ASN Kidney Week 2025: Unveiling the CKD Remission Paradigm

At ASN Kidney Week 2025, presenters reframed chronic kidney disease care by proposing a remission paradigm that treats remission—not just slowing progression—as an achievable clinical goal.
The researchers defined remission as sustained normalization or clinically meaningful recovery of albuminuria coupled with stabilization or improvement in estimated glomerular filtration rate (eGFR) over a prespecified interval. This marks a shift from traditional risk-reduction aims toward active remission-seeking strategies that change how clinicians set therapeutic objectives.
Where prior practice emphasized slowing decline and reducing cardiovascular and renal risk, the remission framework reprioritizes endpoints and monitoring. Rather than composite progression measures, remission uses sustained albuminuria improvement and durable eGFR gains as operational criteria.
Presenters distilled three implementation pillars: earlier detection, robust risk stratification, and coordinated combination therapy.

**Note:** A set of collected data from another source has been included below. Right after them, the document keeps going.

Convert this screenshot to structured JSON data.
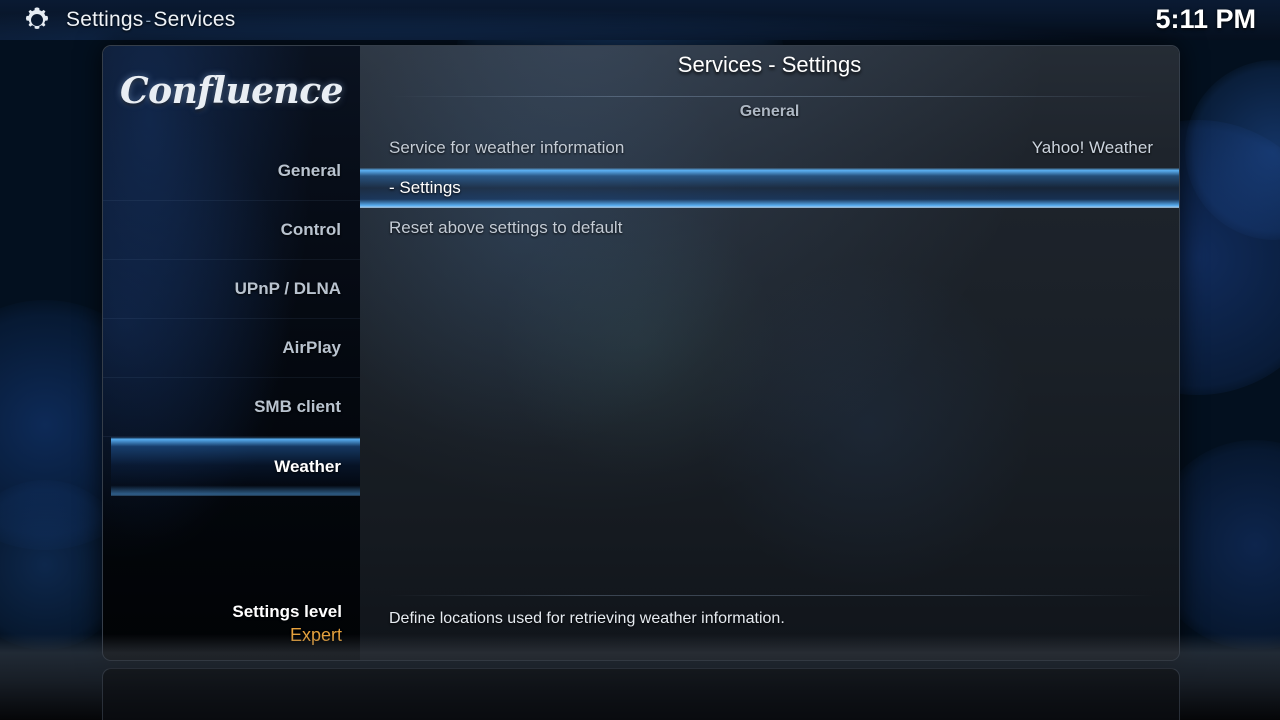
{
  "topbar": {
    "icon": "gear-icon",
    "title": "Settings",
    "separator": "-",
    "subtitle": "Services",
    "clock": "5:11 PM"
  },
  "sidebar": {
    "logo": "Confluence",
    "items": [
      {
        "label": "General",
        "selected": false
      },
      {
        "label": "Control",
        "selected": false
      },
      {
        "label": "UPnP / DLNA",
        "selected": false
      },
      {
        "label": "AirPlay",
        "selected": false
      },
      {
        "label": "SMB client",
        "selected": false
      },
      {
        "label": "Weather",
        "selected": true
      }
    ],
    "settings_level": {
      "title": "Settings level",
      "value": "Expert",
      "value_color": "#e8a33d"
    }
  },
  "content": {
    "title": "Services - Settings",
    "section": "General",
    "rows": [
      {
        "label": "Service for weather information",
        "value": "Yahoo! Weather",
        "focused": false
      },
      {
        "label": "- Settings",
        "value": "",
        "focused": true
      },
      {
        "label": "Reset above settings to default",
        "value": "",
        "focused": false
      }
    ],
    "description": "Define locations used for retrieving weather information."
  },
  "colors": {
    "accent_blue": "#5ab4ff",
    "highlight_orange": "#e8a33d",
    "text_primary": "#ffffff",
    "text_secondary": "#c4ccd6",
    "background": "#03101f"
  }
}
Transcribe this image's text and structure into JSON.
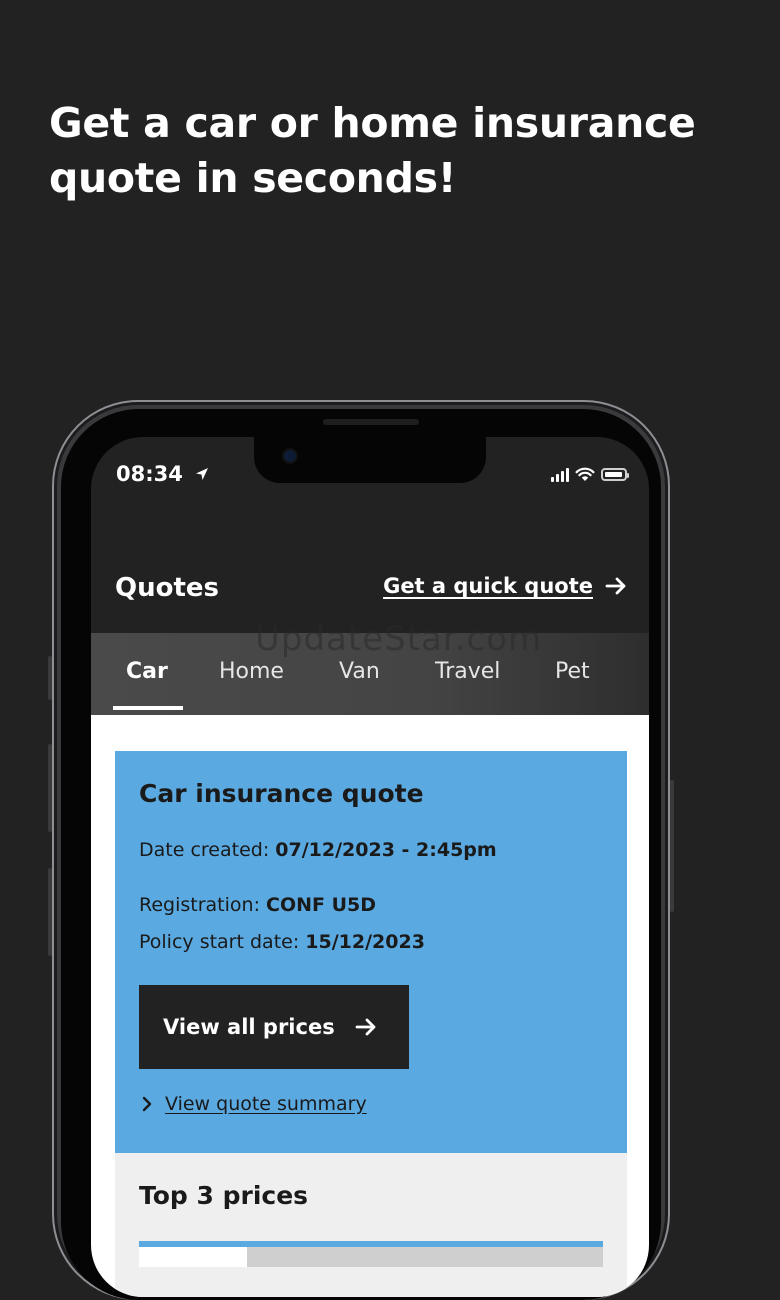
{
  "headline": "Get a car or home insurance quote in seconds!",
  "status_bar": {
    "time": "08:34"
  },
  "header": {
    "title": "Quotes",
    "quick_quote_label": "Get a quick quote"
  },
  "watermark": "UpdateStar.com",
  "tabs": [
    {
      "label": "Car",
      "active": true
    },
    {
      "label": "Home"
    },
    {
      "label": "Van"
    },
    {
      "label": "Travel"
    },
    {
      "label": "Pet"
    }
  ],
  "quote_card": {
    "title": "Car insurance quote",
    "date_created_label": "Date created:",
    "date_created_value": "07/12/2023 - 2:45pm",
    "registration_label": "Registration:",
    "registration_value": "CONF U5D",
    "policy_start_label": "Policy start date:",
    "policy_start_value": "15/12/2023",
    "view_prices_label": "View all prices",
    "view_summary_label": "View quote summary"
  },
  "prices_section": {
    "title": "Top 3 prices"
  },
  "colors": {
    "background": "#222222",
    "card_blue": "#5aa9e1",
    "prices_bg": "#efefef"
  }
}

Combination regimens—SGLT2 inhibitors plus renin–angiotensin system blockade and nonsteroidal mineralocorticoid receptor antagonists, with targeted immunotherapies when indicated—were highlighted as central to achieving larger absolute kidney-function gains.
Earlier diagnosis and timely treatment materially alter downstream outcomes by increasing the likelihood of sustained eGFR recovery and reducing progression to kidney failure in higher-risk cohorts. Monitoring during active titration typically occurs every 1–3 months, shifting to 3–6 month surveillance once stability is achieved.
Target metrics focus on percent reduction in albumin-to-creatinine ratio (ACR) and stabilization or incremental rises in eGFR—measurement choices that make the pursuit of durable remission clinically plausible for a substantial subset of patients.
Risk stratification personalizes intervention intensity by integrating biomarkers, albuminuria degree, comorbidity burden, and disease phenotype to match treatment intensity to relapse risk. That tailored approach helps prioritize who should receive early combination regimens versus stepwise escalation, and it informs monitoring frequency and referral thresholds.
Looking ahead, operationalizing remission will require validated risk tools, pragmatic combination protocols, and consensus on sustained-change definitions to guide trials and practice.